Das Erwachen

41 2 1
                                    

Umgeben von einer dicken, kalten Eisschicht inmitten eines dunkelgrünen, schatten erfüllten Waldes schlägt der nackte Junge um sich. Seine Schreie dringen nicht durch,hinterlassen nur einen tauartigen Schleier auf dem glatten Eis vor seinem Gesicht. Kämpfend schlägt er um sich, mit immer schwacher werdenden Muskeln, zitternd in der bedrohlichen Stille dieser bizarren Mauern in der die Zeit still zustehen scheint, bis das Eis um ihn herum anfängt seinen Tritten nachzugeben.

Mit all der Kraft die noch in ihm ist spannt er sich an, schreit so laut er kann, abermals tritt und tritt er zu.

Endlich gibt die Wand um ihn komplett nach, zerbricht in lauter kleine Teile, fast wie ein eisiger Spiegel.Sie schneiden in sein Fleisch, doch es kümmert ihn nicht, er atmet so tief er kann ein und genauso tief aus, sooft er kann, als sei es das Leben selbst das er in seine Lungen einzieht. Nun liegt er da,zwischen Scherben und Gras, weiß nicht wer er ist, was passiert ist,geschweige denn wo er ist. Das einzige wozu er fähig ist, ist zuweinen. Weinen durch furchtbare Pein.

Für ihn scheint es als würden die Augenblicke nun aufgehört haben still zustehen. Die Welt hinter seinen Tränen ist verschwommen, laut und in seiner eigenen Art und Weise bedrohlich und herzerwärmend hell zugleich.

Als die Zeit vergeht, die Sonne immer heller um ihn scheint und ihn umhüllt in ihrer Wärme schmelzen die kristallenen Scherben um ihn herum. Nun liegt er auf seinem Rücken,die Augen verschlossen, Tränen aus seinen Augenwinkeln kullernd. Eingeflügeltes Wesen fliegt auf ihn zu, setzt sich auf seine Nase und flattert mehrmals mit seinen Flügeln bis der namenlose Junge die Augen öffnet und bemerkt, dass im selben Moment um ihn herum lauter gelbe und orangefarbene Ringelblumen zu blühen beginnen. Sie fangen an seinen kompletten Körper zu umhüllen, der gezeichnet ist von blauen Flecken und tiefen Schnittwunden.

Sein Gefühl sagt ihm, dass alles in Ordnung ist, er fühlt sich sicher, befreit von den Ängsten und seiner Einsamkeit. Der Gedanke verloren zu sein in einer befremdlichen Welt schleicht sich langsam hinfort, wird ersetzt durch die Wärme der Sonne und der Linderung seiner Schmerzen durch die heilende Wirkung der Blumen.

Der Falter fliegt fort, der Junge schließt erneut die Augen, lässt sich fallen in die Sicherheit die ihm sein Umfeld bietet und schläft beruhigt ein.

Als sein Verstand erwacht bleibt er noch eine Weile liegen, die Gedankengänge so schnell, dass er sie nicht zu fassen wagt.
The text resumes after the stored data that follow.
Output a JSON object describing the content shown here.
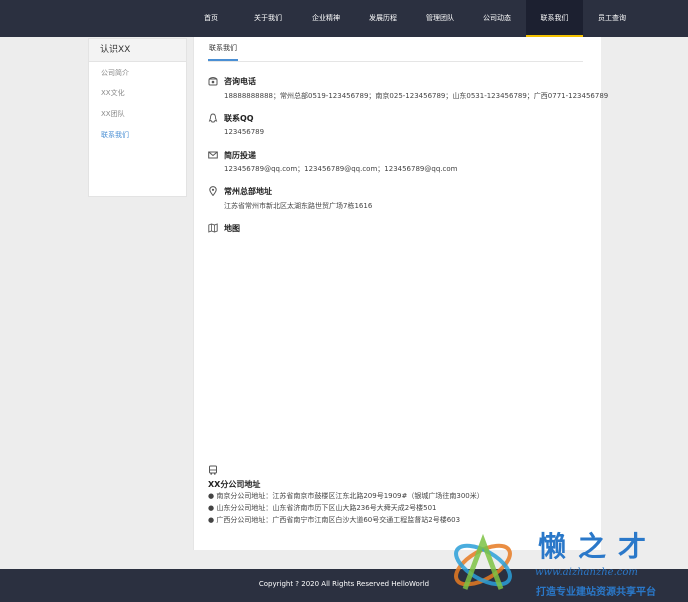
{
  "nav": {
    "items": [
      "首页",
      "关于我们",
      "企业精神",
      "发展历程",
      "管理团队",
      "公司动态",
      "联系我们",
      "员工查询"
    ],
    "active_index": 6
  },
  "sidebar": {
    "title": "认识XX",
    "items": [
      "公司简介",
      "XX文化",
      "XX团队",
      "联系我们"
    ],
    "active_index": 3
  },
  "content": {
    "tab": "联系我们",
    "sections": [
      {
        "icon": "phone-icon",
        "title": "咨询电话",
        "text": "18888888888；常州总部0519-123456789；南京025-123456789；山东0531-123456789；广西0771-123456789"
      },
      {
        "icon": "qq-icon",
        "title": "联系QQ",
        "text": "123456789"
      },
      {
        "icon": "mail-icon",
        "title": "简历投递",
        "text": "123456789@qq.com；123456789@qq.com；123456789@qq.com"
      },
      {
        "icon": "location-icon",
        "title": "常州总部地址",
        "text": "江苏省常州市新北区太湖东路世贸广场7栋1616"
      },
      {
        "icon": "map-icon",
        "title": "地图",
        "text": ""
      }
    ],
    "branch": {
      "icon": "bus-icon",
      "title": "XX分公司地址",
      "items": [
        "● 南京分公司地址：江苏省南京市鼓楼区江东北路209号1909#（银城广场往南300米）",
        "● 山东分公司地址：山东省济南市历下区山大路236号大舜天成2号楼501",
        "● 广西分公司地址：广西省南宁市江南区白沙大道60号交通工程监督站2号楼603"
      ]
    }
  },
  "footer": {
    "copyright": "Copyright ? 2020 All Rights Reserved HelloWorld"
  },
  "watermark": {
    "title": "懒之才",
    "url": "www.aizhanzhe.com",
    "subtitle": "打造专业建站资源共享平台"
  },
  "colors": {
    "header_bg": "#2b3040",
    "accent": "#f3c100",
    "link": "#4a8fd4",
    "watermark": "#2a78c9"
  }
}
Langsam setzt er sich auf, sitzt im Schneidersitz da und betrachtet die Sonne wie sie untergeht und einen von Rottönen benetzten Horizont hinterlässt, der sich immer mehr in Dunkelheit verwandelt. Nicht die Dunkelheit, die ihn in diesem schattenreichen Wald empfangen hatte. Eine Dunkelheit funkelnd mit aufblitzenden kleinen Lichtern und einem kugelrunden,vollen, hell aufleuchtenden Mond, der wie ein einzelner Strahl auf ihn gerichtet scheint und einen weg beleuchtet, der wirkt als würde er vor seinen Füßen beginnen. Eine Weile später steht er auf, erstaunt von dem Glänzen des Mondstrahls das ihn auf eine magische Art an der Hand zuführen beginnt. Er läuft los, erst langsam und behutsam, sein Kopf sich in alle Richtungen drehend und auf eine irritierte Art suchend,dann immer schneller. Sein Herz pocht laut wie ein regelmäßiges Donnern des Himmels und seine Füße werden immer flinker und schneller. Er rennt, hört dabei immer lauteres Flüstern um ihn herum, aber versteht die Worte nicht. Es wirkt gar so als würde erschwebend rennen. Mit jedem seiner Schritte blühen die verspieltesten Blumen in seinen Abdrücken, doch er hat keine Zeit das zu bemerken. Seine Gedanken rasen, hasten fast so schnell wie er.Doch er ist um einiges schneller, immer eiliger. Sein Lächeln immer breiter und seine Augen immer leuchtender. Erstaunt über den Rausch der Geschwindigkeit bemerkt er nicht einmal, dass das Licht ihn in den Himmel gehoben hatte. Gleiten?Schweben? Fliegen! Er fliegt,fliegt im Lichte des Mondes geleitet von seiner Intuition an ein Ziel das ihm eigentlich in diesen Umständen wirklich egal ist. Er setzt zur Landung an, an einem klaren See der den Mond spiegelt, als wären sie alte Freunde die sich Nachts gegenseitig betrachten ohne das Worte von Nöten seien.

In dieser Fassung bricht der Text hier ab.